200608882/2.
Datum uitspraak: 25 januari 2007
AFDELING
BESTUURSRECHTSPRAAK
Uitspraak van de Voorzitter van de Afdeling bestuursrechtspraak van de Raad van State op een verzoek om het treffen van een voorlopige voorziening (artikel 8:81 van de Algemene wet bestuursrecht) hangende het hoger beroep van:
[verzoeker], wonend te [woonplaats],
tegen de uitspraak in zaak nos. AWB 06/4631 en 06/7075 van de voorzieningenrechter van de rechtbank 's-Gravenhage van 14 november 2006 in het geding tussen:
het college van burgemeester en wethouders van Pijnacker-Nootdorp.
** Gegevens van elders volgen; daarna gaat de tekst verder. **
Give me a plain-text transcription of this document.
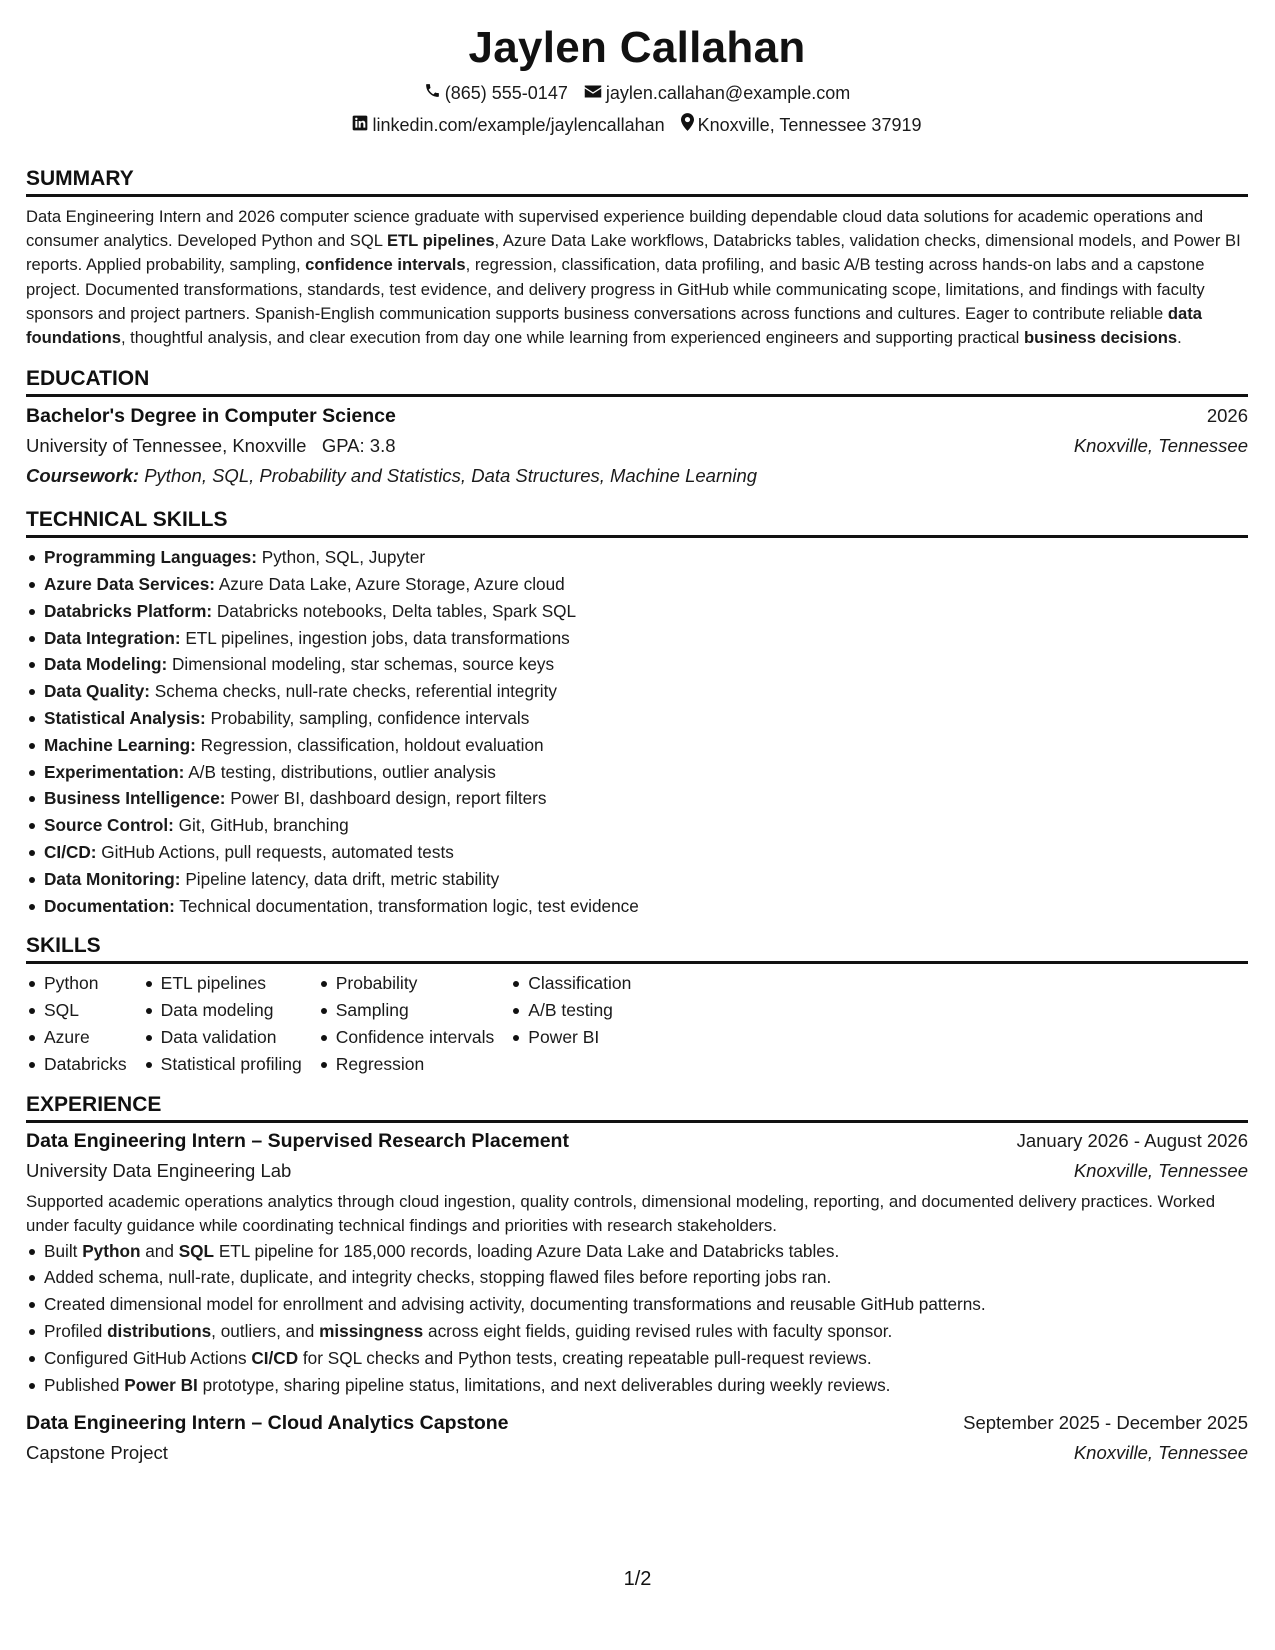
Jaylen Callahan
(865) 555-0147 jaylen.callahan@example.com
linkedin.com/example/jaylencallahan Knoxville, Tennessee 37919
SUMMARY

Data Engineering Intern and 2026 computer science graduate with supervised experience building dependable cloud data solutions for academic operations and consumer analytics. Developed Python and SQL ETL pipelines, Azure Data Lake workflows, Databricks tables, validation checks, dimensional models, and Power BI reports. Applied probability, sampling, confidence intervals, regression, classification, data profiling, and basic A/B testing across hands-on labs and a capstone project. Documented transformations, standards, test evidence, and delivery progress in GitHub while communicating scope, limitations, and findings with faculty sponsors and project partners. Spanish-English communication supports business conversations across functions and cultures. Eager to contribute reliable data foundations, thoughtful analysis, and clear execution from day one while learning from experienced engineers and supporting practical business decisions.

EDUCATION
Bachelor's Degree in Computer Science	2026
University of Tennessee, Knoxville GPA: 3.8	Knoxville, Tennessee
Coursework: Python, SQL, Probability and Statistics, Data Structures, Machine Learning
TECHNICAL SKILLS
Programming Languages: Python, SQL, Jupyter
Azure Data Services: Azure Data Lake, Azure Storage, Azure cloud
Databricks Platform: Databricks notebooks, Delta tables, Spark SQL
Data Integration: ETL pipelines, ingestion jobs, data transformations
Data Modeling: Dimensional modeling, star schemas, source keys
Data Quality: Schema checks, null-rate checks, referential integrity
Statistical Analysis: Probability, sampling, confidence intervals
Machine Learning: Regression, classification, holdout evaluation
Experimentation: A/B testing, distributions, outlier analysis
Business Intelligence: Power BI, dashboard design, report filters
Source Control: Git, GitHub, branching
CI/CD: GitHub Actions, pull requests, automated tests
Data Monitoring: Pipeline latency, data drift, metric stability
Documentation: Technical documentation, transformation logic, test evidence
SKILLS
Python
SQL
Azure
Databricks
ETL pipelines
Data modeling
Data validation
Statistical profiling
Probability
Sampling
Confidence intervals
Regression
Classification
A/B testing
Power BI
EXPERIENCE
Data Engineering Intern – Supervised Research Placement	January 2026 - August 2026
University Data Engineering Lab	Knoxville, Tennessee

Supported academic operations analytics through cloud ingestion, quality controls, dimensional modeling, reporting, and documented delivery practices. Worked under faculty guidance while coordinating technical findings and priorities with research stakeholders.

Built Python and SQL ETL pipeline for 185,000 records, loading Azure Data Lake and Databricks tables.
Added schema, null-rate, duplicate, and integrity checks, stopping flawed files before reporting jobs ran.
Created dimensional model for enrollment and advising activity, documenting transformations and reusable GitHub patterns.
Profiled distributions, outliers, and missingness across eight fields, guiding revised rules with faculty sponsor.
Configured GitHub Actions CI/CD for SQL checks and Python tests, creating repeatable pull-request reviews.
Published Power BI prototype, sharing pipeline status, limitations, and next deliverables during weekly reviews.
Data Engineering Intern – Cloud Analytics Capstone	September 2025 - December 2025
Capstone Project	Knoxville, Tennessee
1/2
Bij besluit van 3 mei 2005 heeft het college van burgemeester en wethouders van Pijnacker-Nootdorp (hierna: het college) aan [vergunninghouder] vrijstelling en bouwvergunning verleend voor het oprichten van een opslagruimte op het perceel, plaatselijk bekend [locatie] te [plaats].
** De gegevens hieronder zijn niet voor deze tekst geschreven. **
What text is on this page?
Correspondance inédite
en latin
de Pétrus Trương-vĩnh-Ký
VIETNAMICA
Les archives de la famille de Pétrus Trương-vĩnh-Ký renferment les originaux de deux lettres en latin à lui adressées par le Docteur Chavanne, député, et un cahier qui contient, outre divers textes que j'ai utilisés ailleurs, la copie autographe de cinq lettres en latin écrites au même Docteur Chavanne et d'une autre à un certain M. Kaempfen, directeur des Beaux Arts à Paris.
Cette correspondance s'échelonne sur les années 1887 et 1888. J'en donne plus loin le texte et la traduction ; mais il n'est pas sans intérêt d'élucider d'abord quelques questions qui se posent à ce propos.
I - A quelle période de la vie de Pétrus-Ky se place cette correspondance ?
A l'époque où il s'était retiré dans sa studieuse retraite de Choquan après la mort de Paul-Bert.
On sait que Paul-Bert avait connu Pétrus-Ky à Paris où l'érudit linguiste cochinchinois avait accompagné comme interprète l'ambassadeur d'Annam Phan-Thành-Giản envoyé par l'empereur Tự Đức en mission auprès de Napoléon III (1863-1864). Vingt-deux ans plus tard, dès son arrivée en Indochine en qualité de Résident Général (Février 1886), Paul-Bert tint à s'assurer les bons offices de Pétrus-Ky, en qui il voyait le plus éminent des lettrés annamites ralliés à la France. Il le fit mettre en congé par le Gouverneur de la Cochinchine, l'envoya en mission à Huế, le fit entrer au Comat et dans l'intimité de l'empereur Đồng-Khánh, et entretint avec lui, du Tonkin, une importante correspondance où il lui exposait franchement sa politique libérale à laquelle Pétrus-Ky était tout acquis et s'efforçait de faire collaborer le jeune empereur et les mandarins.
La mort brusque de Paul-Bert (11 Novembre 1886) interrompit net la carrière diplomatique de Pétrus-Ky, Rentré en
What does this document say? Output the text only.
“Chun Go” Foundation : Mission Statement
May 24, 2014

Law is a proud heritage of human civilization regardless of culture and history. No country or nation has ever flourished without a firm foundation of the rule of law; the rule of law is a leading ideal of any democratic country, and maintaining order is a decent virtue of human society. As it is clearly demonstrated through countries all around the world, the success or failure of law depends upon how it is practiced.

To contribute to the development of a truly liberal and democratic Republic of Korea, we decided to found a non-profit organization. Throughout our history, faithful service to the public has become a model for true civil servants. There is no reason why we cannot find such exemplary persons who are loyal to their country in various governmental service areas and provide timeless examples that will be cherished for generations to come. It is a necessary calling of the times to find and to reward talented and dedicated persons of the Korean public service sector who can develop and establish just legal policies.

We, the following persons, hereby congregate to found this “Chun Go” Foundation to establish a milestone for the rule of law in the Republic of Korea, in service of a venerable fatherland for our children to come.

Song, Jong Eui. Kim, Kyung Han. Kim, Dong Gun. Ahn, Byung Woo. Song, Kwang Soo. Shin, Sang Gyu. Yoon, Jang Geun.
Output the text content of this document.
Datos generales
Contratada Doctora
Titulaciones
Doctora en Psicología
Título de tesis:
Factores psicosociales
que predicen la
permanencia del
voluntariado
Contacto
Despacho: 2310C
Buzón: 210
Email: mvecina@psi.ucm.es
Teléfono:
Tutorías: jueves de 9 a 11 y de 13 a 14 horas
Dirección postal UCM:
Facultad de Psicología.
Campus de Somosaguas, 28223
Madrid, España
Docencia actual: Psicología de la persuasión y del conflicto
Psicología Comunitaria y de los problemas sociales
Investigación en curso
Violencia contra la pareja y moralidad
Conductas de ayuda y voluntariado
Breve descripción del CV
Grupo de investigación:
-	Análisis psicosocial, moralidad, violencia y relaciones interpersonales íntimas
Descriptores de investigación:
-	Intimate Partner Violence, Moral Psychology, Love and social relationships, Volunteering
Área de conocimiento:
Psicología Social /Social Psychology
Bij besluit van 11 juli 2006 heeft het college het door verzoeker daartegen gemaakte bezwaar ongegrond verklaard.
Bij uitspraak van 14 november 2006, verzonden op dezelfde dag, heeft de voorzieningenrechter van de rechtbank 's-Gravenhage (hierna: de voorzieningenrechter) het door verzoeker daartegen ingestelde beroep ongegrond verklaard.
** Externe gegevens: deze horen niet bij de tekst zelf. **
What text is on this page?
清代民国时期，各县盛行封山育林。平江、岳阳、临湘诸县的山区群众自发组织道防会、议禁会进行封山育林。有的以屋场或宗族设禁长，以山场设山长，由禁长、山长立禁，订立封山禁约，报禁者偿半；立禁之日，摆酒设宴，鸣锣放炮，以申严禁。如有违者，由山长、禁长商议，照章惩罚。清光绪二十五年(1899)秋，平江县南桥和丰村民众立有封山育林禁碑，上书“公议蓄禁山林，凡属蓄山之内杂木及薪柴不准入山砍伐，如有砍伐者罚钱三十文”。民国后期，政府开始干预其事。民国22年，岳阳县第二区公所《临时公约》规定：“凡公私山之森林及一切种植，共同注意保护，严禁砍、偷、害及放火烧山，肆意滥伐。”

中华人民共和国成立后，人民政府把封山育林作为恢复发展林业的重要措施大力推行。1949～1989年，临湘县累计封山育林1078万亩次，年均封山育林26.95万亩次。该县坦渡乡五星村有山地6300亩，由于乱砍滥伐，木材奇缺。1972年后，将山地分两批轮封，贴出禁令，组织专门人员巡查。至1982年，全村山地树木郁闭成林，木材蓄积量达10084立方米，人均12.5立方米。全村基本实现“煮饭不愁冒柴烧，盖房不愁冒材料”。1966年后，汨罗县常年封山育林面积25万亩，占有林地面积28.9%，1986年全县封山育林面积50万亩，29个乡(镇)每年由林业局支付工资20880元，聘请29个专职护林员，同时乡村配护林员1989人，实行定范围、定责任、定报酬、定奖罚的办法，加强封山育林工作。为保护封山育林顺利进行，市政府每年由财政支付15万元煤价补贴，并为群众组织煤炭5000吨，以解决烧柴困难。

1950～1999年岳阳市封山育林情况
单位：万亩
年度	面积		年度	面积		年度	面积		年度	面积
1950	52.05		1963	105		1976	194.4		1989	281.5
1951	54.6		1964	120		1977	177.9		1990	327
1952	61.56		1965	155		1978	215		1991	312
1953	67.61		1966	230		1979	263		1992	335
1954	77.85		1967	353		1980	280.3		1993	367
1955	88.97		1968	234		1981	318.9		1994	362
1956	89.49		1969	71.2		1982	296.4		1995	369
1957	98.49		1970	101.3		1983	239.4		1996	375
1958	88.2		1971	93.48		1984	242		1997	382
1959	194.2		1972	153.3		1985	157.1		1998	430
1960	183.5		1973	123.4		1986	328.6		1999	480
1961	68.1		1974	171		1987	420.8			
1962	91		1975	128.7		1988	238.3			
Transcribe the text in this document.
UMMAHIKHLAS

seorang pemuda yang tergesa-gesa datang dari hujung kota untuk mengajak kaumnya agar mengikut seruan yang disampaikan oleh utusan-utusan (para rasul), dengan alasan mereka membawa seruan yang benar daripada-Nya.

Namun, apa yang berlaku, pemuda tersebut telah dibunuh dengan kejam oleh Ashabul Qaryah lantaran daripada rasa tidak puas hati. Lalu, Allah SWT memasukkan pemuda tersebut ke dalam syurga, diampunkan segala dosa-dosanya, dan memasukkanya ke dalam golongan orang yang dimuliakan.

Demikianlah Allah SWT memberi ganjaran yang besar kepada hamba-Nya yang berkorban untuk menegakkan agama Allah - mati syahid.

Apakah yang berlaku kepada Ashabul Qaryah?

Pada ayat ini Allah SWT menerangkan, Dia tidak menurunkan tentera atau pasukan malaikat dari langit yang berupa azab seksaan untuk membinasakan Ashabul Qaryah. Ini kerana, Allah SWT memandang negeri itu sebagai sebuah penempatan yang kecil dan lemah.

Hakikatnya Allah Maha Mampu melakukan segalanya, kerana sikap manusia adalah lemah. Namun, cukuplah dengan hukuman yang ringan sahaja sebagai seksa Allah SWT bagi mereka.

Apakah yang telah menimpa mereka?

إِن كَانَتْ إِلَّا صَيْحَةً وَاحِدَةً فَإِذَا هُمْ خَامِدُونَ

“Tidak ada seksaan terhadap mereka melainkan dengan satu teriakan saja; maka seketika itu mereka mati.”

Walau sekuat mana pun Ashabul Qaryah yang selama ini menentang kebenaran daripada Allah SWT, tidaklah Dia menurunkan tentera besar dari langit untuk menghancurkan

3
Tegen deze uitspraak heeft verzoeker bij brief van 11 december 2006, bij de Raad van State ingekomen op dezelfde dag, hoger beroep ingesteld.
Bij brief van 11 december 2006, bij de Raad van State ingekomen op dezelfde dag, heeft verzoeker de Voorzitter verzocht een voorlopige voorziening te treffen.
De Voorzitter heeft het verzoek ter zitting behandeld op 17 januari 2007, waar verzoeker, in persoon en bijgestaan door mr. J. Geelhoed, advocaat te Den Haag, en het college, vertegenwoordigd door mr. M.A. Boenders, ambtenaar van de gemeente, zijn verschenen. Voorts is vergunninghouder, als belanghebbende, in persoon, daar gehoord.
2.1. Het oordeel van de Voorzitter heeft een voorlopig karakter en is niet bindend in de bodemprocedure.
2.2. Verzoeker betoogt dat de voorzieningenrechter heeft miskend dat het aan de ruimtelijke onderbouwing van het bouwplan ten grondslag gelegde voorontwerp-bestemmingsplan "Graaf Willem II-laan" en advies OW/RO geen betrekking hebben op de locatie waarvoor vergunning is verleend en dat bij de besluitvorming voorts ten onrechte geen rekening is gehouden met vier, inmiddels in aanbouw zijnde woningen op het naastgelegen perceel waarvoor bouwvergunning is verleend. Hij betoogt dat mitsdien de aangevallen uitspraak in de bodemprocedure niet in stand zal blijven.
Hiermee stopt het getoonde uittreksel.